Marco D’Amore: “Sostanzialmente non rispondo perché, lo dico con grande superbia, mi sento assolutamente troppo in là da un punto di vista intellettuale per rispondere ad una bestialità del genere perché non esiste racconto che non ponga al centro il conflitto. Allora bisognerebbe bandire 700 anni di letteratura: il teatro elisabettiano è solo re sanguinari, traditori, uxoricidi, per non parlare della tragedia. Il conflitto è il racconto di quello che potrebbe avvenire, è lo specchio della società, è l’approfondimento dei lati bui senza il quale non esiste narrazione. Oggi purtroppo si confonde rispetto a questo anche la commedia. La commedia è il grado zero della tragedia, perché se tu ridi di uno che cade su una buccia di banana tu sei considerata bastarda perché lui si è fatto male. E non a caso questo premio che ricevo è intitolato a Ettore Scola che è uno che ha raccontato solo attraverso il cinismo la comicità, ovviamente per farlo devi essere colto e intelligente perché devi governare i sentimenti e devi prendere una distanza altrimenti non puoi farlo. Non a caso non essendoci più queste personalità secondo me oggi la nostra è una commedia becera, è una commedia di personaggi, di micro situazioni che non ha quel retrogusto amaro, quell’acidità che ha reso famosa nel mondo la commedia all’italiana che forse erroneamente si considera con superficialità. Quella è stata una commedia che ha raccontato con grandissima lucidità tutto il peggio del nostro Paese, dalle classi sociali più basse a quelle più alte”.

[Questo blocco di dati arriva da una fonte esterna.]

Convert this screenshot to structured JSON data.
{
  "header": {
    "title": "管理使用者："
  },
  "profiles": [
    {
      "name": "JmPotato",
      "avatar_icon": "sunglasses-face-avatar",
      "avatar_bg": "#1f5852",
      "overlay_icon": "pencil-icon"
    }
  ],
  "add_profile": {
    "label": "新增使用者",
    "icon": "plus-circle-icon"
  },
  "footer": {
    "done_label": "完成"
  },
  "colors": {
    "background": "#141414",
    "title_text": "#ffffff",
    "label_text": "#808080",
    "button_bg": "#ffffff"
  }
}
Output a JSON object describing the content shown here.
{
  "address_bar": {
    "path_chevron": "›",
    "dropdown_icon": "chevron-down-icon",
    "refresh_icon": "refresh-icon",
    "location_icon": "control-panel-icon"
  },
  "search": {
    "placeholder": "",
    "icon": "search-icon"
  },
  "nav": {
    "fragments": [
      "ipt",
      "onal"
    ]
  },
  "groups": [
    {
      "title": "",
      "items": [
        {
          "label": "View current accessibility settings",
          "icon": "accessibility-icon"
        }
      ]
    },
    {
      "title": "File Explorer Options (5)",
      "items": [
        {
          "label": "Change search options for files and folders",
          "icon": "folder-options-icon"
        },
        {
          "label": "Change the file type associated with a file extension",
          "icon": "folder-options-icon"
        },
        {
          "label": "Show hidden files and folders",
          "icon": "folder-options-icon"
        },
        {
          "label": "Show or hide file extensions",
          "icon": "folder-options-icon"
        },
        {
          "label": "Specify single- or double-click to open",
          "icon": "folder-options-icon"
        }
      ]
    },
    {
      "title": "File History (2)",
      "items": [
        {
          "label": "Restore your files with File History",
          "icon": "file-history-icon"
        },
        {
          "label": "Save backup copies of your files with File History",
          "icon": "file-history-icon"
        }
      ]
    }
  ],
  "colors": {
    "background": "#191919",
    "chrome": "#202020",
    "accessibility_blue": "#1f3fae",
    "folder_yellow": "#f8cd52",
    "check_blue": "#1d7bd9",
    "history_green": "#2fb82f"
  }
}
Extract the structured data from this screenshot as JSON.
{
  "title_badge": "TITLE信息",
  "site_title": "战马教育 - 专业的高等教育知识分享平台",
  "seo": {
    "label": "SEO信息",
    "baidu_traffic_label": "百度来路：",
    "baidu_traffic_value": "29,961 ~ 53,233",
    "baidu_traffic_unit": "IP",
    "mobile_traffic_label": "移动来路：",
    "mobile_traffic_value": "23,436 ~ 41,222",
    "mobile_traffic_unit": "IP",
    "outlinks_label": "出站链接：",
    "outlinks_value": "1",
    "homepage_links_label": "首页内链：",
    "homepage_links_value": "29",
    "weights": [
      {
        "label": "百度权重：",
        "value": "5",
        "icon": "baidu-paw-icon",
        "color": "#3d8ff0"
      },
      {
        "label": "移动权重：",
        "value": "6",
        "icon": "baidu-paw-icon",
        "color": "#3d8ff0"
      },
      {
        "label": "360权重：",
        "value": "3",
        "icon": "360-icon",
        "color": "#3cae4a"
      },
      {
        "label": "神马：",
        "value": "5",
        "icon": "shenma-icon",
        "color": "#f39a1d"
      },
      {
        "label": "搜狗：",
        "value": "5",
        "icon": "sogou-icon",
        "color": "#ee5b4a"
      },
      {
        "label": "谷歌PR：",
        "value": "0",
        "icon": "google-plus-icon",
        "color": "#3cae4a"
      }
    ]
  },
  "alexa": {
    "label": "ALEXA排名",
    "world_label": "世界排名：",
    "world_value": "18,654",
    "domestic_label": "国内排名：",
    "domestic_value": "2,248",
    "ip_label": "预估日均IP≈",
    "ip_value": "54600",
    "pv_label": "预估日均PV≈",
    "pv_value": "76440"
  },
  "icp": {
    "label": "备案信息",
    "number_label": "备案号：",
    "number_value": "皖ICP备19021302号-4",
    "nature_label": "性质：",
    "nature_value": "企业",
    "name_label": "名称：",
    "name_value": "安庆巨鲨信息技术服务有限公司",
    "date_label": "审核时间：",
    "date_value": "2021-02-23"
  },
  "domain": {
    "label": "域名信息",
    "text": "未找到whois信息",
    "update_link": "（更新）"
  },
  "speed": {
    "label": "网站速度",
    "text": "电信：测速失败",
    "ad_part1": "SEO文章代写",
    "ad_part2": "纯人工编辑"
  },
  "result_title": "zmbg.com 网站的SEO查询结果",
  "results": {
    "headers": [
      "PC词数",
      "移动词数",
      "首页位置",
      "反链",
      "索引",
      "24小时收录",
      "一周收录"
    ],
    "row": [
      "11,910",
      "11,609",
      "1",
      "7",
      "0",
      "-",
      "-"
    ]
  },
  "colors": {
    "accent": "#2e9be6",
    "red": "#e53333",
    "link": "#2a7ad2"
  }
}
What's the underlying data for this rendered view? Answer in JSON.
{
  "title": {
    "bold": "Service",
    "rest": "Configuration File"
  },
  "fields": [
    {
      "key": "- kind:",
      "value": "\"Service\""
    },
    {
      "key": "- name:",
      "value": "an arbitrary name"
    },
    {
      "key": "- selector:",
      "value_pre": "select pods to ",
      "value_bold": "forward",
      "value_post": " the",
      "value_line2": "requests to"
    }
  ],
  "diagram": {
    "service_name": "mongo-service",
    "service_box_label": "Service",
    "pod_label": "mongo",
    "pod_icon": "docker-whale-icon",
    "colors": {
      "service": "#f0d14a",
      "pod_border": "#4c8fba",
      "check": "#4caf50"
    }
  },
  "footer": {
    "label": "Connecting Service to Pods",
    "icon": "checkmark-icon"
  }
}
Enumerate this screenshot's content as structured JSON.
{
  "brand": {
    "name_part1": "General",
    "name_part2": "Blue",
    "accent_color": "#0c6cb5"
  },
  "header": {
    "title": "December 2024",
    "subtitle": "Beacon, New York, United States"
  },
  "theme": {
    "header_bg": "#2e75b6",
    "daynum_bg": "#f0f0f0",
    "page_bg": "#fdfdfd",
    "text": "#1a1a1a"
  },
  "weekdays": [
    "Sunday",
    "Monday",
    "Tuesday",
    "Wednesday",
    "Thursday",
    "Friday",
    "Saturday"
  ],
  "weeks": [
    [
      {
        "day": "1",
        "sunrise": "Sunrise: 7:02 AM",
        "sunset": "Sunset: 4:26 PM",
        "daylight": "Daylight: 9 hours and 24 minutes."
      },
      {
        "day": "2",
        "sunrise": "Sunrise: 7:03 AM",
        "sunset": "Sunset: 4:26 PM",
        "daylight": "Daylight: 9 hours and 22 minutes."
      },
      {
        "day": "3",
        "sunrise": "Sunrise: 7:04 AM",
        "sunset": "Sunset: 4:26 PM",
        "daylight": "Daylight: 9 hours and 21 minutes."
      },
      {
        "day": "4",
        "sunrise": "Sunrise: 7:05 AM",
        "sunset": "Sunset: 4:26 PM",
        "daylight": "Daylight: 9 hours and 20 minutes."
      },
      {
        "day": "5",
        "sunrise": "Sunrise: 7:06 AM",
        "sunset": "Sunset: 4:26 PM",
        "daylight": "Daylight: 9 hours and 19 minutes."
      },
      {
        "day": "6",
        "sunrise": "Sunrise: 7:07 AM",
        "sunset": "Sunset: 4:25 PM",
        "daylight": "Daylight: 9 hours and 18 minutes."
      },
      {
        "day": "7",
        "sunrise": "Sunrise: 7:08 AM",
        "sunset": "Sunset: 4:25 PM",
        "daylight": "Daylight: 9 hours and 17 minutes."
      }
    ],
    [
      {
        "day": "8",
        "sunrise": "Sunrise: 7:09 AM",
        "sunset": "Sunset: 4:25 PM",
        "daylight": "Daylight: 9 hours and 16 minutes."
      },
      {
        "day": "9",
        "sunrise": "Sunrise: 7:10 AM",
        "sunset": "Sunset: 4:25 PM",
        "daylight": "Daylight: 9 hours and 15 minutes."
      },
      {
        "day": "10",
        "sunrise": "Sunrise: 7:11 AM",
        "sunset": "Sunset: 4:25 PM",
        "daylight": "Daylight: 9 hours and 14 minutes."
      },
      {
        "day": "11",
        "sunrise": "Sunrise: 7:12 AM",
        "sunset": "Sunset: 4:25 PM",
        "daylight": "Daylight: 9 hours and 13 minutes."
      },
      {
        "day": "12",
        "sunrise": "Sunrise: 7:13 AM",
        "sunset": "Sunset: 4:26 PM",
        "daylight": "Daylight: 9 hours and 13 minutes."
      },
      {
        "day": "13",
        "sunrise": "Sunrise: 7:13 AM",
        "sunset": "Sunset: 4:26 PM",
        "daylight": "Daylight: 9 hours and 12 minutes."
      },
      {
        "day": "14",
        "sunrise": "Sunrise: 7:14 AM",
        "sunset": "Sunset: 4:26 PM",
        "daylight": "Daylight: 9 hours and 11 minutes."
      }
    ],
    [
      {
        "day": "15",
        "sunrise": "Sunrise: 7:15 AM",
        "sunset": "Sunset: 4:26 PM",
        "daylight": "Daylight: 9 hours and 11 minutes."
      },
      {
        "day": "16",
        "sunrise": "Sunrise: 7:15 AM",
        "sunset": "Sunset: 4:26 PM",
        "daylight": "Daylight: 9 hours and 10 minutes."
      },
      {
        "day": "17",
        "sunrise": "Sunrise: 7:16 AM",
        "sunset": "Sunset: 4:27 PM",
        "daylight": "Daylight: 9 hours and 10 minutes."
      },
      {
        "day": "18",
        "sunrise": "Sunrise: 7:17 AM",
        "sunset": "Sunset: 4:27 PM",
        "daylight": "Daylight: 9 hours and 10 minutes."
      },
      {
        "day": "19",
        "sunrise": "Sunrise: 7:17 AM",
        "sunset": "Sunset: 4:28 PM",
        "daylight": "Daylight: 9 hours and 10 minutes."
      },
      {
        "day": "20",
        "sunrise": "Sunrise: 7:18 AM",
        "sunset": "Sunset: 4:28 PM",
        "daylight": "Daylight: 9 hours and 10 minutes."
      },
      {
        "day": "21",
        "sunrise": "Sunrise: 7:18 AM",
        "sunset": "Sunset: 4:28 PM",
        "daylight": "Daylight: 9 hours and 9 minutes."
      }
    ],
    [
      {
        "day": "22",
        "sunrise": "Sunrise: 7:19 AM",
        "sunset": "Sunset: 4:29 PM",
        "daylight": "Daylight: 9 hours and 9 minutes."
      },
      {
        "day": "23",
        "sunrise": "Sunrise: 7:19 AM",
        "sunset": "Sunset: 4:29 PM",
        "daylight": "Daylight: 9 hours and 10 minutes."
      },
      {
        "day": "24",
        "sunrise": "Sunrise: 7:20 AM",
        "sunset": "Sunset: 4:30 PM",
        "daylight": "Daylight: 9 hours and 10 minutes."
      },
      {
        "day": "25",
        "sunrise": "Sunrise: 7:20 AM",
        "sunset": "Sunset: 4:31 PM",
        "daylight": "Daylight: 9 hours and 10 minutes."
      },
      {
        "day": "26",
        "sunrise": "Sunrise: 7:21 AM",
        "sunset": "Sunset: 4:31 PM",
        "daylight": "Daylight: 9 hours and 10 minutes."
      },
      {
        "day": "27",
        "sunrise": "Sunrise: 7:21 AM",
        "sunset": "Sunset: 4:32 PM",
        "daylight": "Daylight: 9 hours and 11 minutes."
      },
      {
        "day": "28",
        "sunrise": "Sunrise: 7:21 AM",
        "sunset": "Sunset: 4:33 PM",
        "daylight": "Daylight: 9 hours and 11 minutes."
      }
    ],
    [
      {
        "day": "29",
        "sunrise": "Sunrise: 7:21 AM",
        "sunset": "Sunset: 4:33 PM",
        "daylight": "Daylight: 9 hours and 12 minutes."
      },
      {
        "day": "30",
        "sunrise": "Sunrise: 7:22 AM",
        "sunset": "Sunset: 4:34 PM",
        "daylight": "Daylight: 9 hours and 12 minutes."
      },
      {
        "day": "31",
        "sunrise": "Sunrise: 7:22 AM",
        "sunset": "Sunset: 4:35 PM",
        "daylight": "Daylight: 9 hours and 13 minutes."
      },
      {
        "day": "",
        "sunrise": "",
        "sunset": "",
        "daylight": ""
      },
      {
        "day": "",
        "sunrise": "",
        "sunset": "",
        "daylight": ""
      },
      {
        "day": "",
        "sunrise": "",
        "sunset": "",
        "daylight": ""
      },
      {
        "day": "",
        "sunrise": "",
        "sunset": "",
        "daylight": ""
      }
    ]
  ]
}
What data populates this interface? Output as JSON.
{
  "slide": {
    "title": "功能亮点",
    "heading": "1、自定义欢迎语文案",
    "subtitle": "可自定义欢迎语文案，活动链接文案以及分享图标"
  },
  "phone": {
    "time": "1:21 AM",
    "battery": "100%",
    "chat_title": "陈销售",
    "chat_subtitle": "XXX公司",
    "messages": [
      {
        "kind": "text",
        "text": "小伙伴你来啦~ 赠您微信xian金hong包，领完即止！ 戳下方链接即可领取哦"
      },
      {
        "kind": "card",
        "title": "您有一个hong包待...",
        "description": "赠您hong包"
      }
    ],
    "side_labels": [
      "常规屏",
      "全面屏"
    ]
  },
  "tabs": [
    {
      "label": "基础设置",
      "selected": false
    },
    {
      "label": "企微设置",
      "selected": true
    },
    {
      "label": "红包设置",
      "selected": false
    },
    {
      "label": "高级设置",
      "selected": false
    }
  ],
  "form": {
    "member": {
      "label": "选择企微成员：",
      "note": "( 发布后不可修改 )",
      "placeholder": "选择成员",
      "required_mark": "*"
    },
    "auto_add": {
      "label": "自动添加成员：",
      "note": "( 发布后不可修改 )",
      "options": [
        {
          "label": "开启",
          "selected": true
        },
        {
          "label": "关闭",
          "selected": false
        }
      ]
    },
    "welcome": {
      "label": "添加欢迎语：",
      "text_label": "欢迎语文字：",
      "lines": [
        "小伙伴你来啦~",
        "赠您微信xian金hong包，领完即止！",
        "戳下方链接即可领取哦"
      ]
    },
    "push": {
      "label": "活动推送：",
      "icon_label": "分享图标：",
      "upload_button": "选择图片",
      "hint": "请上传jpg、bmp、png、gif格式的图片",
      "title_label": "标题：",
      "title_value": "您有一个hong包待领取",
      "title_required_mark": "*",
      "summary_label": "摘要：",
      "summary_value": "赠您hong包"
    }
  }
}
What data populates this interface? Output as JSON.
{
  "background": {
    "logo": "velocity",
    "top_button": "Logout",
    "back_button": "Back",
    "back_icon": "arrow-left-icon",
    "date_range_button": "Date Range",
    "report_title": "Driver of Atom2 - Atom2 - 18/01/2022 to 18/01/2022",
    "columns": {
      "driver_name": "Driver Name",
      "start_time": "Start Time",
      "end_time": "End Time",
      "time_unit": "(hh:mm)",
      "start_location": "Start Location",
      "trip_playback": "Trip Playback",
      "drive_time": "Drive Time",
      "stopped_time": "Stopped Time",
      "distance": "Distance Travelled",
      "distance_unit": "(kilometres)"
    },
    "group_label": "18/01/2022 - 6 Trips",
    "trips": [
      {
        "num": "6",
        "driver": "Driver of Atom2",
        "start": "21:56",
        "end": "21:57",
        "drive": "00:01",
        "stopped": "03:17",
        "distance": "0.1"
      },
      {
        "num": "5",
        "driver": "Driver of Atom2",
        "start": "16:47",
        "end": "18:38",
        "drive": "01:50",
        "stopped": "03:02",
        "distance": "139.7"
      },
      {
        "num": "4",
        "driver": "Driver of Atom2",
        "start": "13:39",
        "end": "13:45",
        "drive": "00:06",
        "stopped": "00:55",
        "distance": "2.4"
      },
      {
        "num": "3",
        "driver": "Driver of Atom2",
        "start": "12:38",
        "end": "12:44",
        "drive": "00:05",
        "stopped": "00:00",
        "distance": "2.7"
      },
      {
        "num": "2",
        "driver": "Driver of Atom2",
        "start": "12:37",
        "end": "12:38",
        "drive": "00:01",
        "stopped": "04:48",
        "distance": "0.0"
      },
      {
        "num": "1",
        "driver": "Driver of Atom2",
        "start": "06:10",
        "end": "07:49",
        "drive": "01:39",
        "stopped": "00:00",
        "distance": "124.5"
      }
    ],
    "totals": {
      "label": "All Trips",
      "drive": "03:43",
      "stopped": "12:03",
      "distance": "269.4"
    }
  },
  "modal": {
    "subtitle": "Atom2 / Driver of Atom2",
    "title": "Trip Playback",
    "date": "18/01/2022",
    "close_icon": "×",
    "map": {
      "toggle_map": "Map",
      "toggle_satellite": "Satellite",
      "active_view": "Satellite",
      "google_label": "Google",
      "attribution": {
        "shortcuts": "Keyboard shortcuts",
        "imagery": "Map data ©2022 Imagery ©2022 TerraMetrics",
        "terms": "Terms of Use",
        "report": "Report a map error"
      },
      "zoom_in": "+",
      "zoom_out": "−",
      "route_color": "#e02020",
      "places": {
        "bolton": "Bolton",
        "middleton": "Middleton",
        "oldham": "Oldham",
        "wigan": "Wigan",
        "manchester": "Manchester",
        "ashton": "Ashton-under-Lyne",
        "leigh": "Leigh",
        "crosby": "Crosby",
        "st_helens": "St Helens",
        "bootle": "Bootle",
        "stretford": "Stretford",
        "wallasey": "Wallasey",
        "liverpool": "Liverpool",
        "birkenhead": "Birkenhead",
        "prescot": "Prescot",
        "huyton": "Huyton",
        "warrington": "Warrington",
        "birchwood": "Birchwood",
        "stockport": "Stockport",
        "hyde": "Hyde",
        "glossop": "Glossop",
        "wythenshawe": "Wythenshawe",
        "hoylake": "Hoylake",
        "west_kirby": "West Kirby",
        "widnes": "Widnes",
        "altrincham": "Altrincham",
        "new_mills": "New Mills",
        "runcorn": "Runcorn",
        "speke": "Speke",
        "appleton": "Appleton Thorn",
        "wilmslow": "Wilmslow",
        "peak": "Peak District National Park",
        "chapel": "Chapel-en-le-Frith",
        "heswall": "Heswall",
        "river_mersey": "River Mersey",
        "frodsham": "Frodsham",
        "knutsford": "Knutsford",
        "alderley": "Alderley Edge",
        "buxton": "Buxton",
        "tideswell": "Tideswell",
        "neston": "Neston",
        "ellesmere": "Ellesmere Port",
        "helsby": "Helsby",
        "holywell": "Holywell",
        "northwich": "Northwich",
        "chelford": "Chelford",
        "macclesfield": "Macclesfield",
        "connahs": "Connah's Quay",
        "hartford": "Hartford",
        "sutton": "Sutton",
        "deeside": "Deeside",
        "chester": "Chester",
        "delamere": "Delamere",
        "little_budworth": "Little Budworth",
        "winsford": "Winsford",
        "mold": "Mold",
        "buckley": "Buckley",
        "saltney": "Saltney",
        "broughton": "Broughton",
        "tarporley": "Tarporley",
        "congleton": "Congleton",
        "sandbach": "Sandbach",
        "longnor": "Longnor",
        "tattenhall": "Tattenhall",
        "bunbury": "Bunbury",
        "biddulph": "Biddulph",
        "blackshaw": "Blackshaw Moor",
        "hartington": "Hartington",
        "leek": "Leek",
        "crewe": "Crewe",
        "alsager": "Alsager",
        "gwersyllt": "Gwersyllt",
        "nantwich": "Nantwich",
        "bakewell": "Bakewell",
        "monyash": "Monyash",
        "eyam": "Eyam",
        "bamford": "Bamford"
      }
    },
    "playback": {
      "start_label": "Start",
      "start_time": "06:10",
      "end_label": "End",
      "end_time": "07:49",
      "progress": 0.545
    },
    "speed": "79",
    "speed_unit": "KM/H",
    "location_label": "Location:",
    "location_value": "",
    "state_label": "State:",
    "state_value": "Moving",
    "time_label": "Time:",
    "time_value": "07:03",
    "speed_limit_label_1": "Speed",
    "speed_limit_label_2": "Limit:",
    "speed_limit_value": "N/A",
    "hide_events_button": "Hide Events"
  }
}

Da regista in futuro che cosa vorresti dirigere?
Marco D’Amore: “Ti dico la verità: non lo so. Tra l’altro io non sono un regista. Paolo Sorrentino è un regista, Matteo Garrone è un regista, Nanni Moretti è un regista, Pietro Marcello è un regista. Io sono uno che vuole raccontare delle cose e sta praticando su sé stesso un esercizio continuo da anni che mi consenta di farlo, di raccontare le cose attraverso più bocche perché io voglio poter recitare, voglio poter dirigere, voglio poter scrivere, voglio poter produrre, voglio poter danzare, voglio poter cantare. Magari non ci riuscirò mai però quello è il mio intento perché è la mia natura e provo ad assecondarla. Ripeto, non è detto che ci riesca mai ma non sono un regista e lo dico nel rispetto di chi lo è profondamente. Io potrei passare altri dieci anni a scrivere o a interpretare dei ruoli e non mi mancherebbe affatto dirigere perché significherebbe che è frutto di una scelta consapevole”.